We underestimate how long words linger. We think time will dilute them, and maybe soften their edges. But some words age like scars. They fade, yes, but never disappearing. They become part of the story someone tells themselves about who they are and what they deserve. And that is a heavy legacy to leave behind.
It is easier to apologize than to undo. Easier to say “I didn’t mean it” than to accept that intention does not erase impact. Because even if you didn’t mean to hurt them, you did. Even if you were hurting too, it doesn’t absolve you. Pain does not grant permission to inflict pain.

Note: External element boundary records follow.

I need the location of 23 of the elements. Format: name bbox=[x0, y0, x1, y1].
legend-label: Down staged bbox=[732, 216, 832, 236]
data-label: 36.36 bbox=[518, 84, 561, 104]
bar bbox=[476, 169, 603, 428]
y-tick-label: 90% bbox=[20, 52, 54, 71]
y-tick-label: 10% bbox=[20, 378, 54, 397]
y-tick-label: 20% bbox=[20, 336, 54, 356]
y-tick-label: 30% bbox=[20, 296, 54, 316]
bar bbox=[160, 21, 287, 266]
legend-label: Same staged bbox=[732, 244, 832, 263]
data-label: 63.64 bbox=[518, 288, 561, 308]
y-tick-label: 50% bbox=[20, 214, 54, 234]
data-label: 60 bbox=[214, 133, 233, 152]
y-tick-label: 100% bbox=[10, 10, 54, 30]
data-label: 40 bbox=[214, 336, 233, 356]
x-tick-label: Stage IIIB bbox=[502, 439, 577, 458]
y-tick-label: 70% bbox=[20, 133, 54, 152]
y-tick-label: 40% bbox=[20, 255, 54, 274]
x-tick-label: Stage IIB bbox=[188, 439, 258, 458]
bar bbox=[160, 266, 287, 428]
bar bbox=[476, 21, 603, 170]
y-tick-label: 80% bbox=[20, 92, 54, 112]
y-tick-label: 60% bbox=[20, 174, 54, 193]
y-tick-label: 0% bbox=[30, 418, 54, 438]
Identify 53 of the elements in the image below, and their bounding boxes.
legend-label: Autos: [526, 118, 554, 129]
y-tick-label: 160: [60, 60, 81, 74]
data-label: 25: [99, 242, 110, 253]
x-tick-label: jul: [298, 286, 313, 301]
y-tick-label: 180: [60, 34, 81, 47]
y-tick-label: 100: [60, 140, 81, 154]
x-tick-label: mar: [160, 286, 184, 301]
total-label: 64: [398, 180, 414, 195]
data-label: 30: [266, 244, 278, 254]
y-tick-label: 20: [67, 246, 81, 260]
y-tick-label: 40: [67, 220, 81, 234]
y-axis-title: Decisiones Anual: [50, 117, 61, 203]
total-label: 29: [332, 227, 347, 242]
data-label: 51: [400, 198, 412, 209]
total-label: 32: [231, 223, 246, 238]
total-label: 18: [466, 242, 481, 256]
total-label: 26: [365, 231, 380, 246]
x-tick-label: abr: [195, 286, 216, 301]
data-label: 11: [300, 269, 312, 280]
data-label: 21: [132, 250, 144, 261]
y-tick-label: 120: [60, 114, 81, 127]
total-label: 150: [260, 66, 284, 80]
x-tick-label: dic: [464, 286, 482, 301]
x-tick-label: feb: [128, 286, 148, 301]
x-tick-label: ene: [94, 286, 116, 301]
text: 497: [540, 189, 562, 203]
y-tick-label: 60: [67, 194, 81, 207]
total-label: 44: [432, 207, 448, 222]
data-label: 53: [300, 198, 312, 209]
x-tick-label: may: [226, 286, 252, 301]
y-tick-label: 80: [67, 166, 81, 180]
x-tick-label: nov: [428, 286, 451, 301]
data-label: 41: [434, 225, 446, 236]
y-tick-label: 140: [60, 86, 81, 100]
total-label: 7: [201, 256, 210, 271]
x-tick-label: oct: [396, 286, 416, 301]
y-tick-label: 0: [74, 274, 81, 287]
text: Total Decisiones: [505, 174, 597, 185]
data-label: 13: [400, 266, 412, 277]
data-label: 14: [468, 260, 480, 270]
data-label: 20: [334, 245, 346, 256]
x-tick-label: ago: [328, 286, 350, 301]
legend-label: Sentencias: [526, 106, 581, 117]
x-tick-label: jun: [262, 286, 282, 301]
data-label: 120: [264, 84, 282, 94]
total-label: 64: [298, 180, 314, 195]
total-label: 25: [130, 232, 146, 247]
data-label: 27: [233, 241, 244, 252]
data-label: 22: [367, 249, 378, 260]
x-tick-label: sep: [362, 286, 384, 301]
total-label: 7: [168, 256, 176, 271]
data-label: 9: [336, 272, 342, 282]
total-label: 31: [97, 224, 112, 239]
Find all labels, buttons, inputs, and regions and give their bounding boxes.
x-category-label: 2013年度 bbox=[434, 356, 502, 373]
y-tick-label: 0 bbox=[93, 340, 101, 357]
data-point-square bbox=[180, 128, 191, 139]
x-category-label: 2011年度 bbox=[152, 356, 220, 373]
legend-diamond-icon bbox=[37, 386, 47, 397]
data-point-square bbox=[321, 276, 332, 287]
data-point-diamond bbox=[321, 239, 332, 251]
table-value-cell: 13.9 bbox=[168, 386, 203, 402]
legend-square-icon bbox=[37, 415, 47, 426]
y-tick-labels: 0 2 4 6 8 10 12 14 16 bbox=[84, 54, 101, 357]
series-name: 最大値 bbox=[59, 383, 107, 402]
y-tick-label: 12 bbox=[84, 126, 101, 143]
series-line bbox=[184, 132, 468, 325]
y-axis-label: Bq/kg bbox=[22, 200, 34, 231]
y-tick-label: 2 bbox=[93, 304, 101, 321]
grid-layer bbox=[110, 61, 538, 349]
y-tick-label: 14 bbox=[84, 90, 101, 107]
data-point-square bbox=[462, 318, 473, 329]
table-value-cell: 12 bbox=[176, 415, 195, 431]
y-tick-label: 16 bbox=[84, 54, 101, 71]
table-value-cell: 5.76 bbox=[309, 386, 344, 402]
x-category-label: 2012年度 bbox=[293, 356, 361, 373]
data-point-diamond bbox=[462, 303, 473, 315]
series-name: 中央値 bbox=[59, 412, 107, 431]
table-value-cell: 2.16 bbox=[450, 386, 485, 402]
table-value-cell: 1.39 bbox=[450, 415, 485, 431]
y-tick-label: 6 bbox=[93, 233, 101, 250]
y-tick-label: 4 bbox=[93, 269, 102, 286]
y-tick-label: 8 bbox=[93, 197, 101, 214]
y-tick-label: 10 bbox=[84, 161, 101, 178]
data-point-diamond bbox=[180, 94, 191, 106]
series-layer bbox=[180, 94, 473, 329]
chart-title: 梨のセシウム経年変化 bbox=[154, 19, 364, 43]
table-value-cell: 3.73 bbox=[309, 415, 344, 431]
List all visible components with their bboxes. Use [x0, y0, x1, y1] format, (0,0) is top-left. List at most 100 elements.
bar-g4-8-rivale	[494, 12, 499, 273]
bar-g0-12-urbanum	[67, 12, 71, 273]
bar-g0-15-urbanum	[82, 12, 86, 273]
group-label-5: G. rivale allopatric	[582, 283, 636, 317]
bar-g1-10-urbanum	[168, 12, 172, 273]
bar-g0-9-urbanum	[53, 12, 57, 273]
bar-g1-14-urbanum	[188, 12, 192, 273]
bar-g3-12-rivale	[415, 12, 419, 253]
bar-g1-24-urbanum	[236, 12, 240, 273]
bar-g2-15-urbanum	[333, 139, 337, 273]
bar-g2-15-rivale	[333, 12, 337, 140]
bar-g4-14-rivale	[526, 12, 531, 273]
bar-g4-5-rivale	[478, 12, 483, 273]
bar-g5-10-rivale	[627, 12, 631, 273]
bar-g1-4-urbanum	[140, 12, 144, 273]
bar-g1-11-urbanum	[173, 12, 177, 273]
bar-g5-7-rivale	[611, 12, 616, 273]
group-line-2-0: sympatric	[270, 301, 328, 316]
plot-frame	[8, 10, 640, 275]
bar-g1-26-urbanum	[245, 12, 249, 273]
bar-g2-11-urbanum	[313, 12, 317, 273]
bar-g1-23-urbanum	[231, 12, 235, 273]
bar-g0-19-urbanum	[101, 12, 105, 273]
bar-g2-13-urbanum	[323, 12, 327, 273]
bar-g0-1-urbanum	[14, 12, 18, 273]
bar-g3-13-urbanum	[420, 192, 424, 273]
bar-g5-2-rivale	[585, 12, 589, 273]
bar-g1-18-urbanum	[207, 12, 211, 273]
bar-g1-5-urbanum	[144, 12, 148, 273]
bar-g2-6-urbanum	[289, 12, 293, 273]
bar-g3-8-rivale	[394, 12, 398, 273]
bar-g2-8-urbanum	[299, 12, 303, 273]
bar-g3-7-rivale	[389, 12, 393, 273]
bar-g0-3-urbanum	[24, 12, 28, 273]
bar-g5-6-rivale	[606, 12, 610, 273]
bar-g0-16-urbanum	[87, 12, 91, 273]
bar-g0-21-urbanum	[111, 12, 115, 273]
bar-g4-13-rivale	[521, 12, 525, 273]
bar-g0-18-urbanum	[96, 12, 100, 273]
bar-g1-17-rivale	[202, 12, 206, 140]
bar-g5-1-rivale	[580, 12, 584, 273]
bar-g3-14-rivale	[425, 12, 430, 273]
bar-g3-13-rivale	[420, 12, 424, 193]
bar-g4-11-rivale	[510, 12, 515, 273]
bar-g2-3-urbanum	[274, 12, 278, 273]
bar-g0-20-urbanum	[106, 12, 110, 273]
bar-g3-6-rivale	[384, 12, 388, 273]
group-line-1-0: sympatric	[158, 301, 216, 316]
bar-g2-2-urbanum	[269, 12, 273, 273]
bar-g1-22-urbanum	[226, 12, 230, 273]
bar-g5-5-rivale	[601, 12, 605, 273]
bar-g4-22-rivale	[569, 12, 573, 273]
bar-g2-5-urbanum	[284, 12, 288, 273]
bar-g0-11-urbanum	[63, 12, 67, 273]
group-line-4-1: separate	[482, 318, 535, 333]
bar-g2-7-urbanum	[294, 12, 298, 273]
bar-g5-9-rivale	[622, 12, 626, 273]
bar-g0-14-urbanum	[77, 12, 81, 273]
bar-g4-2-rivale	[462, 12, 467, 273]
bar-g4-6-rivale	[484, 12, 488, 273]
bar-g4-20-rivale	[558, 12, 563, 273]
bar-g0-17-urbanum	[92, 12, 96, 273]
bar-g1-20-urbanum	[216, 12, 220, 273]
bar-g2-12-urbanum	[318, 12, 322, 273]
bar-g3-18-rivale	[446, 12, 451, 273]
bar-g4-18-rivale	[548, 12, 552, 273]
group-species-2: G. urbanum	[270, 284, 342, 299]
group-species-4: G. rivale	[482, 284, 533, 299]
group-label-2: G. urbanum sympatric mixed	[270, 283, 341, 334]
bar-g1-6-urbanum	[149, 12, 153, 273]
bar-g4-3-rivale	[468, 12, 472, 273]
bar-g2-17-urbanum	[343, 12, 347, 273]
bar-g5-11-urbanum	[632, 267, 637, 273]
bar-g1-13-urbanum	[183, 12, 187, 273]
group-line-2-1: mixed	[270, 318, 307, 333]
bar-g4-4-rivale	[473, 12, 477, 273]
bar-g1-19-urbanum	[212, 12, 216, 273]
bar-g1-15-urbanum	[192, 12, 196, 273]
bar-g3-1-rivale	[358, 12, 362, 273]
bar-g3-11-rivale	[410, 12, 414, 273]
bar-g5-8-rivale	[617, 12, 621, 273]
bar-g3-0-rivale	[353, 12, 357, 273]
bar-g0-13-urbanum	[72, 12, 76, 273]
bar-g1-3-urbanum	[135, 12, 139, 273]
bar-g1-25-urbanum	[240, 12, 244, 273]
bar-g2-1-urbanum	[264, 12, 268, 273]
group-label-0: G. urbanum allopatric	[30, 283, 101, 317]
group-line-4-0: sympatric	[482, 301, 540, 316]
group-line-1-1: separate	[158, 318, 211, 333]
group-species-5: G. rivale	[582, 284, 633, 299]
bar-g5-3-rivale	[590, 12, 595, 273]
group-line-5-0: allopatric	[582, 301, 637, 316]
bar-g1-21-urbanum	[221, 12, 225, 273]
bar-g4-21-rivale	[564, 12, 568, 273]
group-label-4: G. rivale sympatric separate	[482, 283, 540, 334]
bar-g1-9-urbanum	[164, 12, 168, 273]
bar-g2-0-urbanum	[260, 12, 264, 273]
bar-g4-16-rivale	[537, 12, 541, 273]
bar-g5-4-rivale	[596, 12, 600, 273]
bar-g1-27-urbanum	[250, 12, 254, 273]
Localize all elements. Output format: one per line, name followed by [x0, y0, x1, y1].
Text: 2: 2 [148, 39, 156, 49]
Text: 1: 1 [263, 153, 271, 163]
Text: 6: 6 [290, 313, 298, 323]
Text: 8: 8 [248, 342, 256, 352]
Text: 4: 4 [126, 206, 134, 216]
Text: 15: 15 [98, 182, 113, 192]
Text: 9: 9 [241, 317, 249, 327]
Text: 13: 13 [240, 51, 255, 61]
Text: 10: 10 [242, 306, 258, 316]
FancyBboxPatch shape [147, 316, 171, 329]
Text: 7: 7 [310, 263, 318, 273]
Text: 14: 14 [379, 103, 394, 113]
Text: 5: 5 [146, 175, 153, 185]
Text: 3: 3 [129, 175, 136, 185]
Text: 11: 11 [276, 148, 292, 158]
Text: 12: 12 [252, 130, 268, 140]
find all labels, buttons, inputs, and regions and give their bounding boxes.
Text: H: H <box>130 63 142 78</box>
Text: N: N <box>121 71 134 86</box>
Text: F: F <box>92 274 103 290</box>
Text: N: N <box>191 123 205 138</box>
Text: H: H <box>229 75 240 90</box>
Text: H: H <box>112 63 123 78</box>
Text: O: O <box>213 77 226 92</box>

There are words we say because we want to win. Words we say because we want the other person to feel small, to retreat, and submit. Words weaponized not for truth, but for control. When the adrenaline fades, we are left staring at the wreckage, HONESTLY surprised by how effective we were at destruction.
The shame follows. The quiet self-loathing. The way you avoid certain memories because they remind you of the version of yourself you don’t want to acknowledge. The way you wish you could go back and choose differently because of the consequences, and who you became in that moment.
There is a grief that comes with realizing you were capable of such cruelty.
And there is another grief layered beneath it: the understanding that the relationship you shattered will never return to what it was. Even if they forgive you. Even if you reconcile. Something shifted irreversibly. Trust cracked. Safety compromised. Innocence lost. You cannot unring a bell, and you cannot make someone forget the sound of it.
The end is rarely immediate. Sometimes it is slow. A quiet distancing. Fewer conversations. Less laughter. A gradual erosion that you don’t notice until one day you realize you are strangers standing on opposite sides of a memory you both mourn differently. And deep down you know that it began with words you should have swallowed.
We romanticize honesty, as if brutality is its highest form. As if being “real” requires being ruthless. But there is a difference between truth and cruelty. Truth can be gentle. Truth can be thoughtful. Truth does not need to humiliate to be valid. What we often call honesty is simply unfiltered emotion, and words carelessly delivered.
There is power in restraint. In choosing silence over spectacle. In choosing compassion even when anger feels justified. It is not weakness to pause. It is wisdom.
Because words are not fleeting. They are seeds. And once planted, they grow into resentment, insecurity, distance, and endings we later pretend were inevitable. But many endings are not fate. They are consequences.
And yet, we are human. We falter. We fail. We speak when we should listen. We lash out when we should lean in. This is not a condemnation without mercy. It is a confession. A collective one.
We all have sentences we wish we could retrieve. Moments we wish we could rewrite. Conversations that haunt us because they revealed the worst parts of us at the worst possible time. And perhaps the point is not to be perfect, but to be accountable. To learn. To carry the weight of our words so we wield them more carefully next time.
Maybe this is a dedication not just to the words we regret, but to the people who survived them. To those who carried on despite being reduced to tears by someone they loved. To those who learned to guard their hearts more closely because of a sentence spoken without thought.
And maybe it is also a promise, to ourselves, and to others, that we will try harder. That we will pause. That we will choose silence when speech would only wound. That we will remember words are not harmless, and neither are we.
Because sometimes love is not proven by what we say, but by what we choose not to.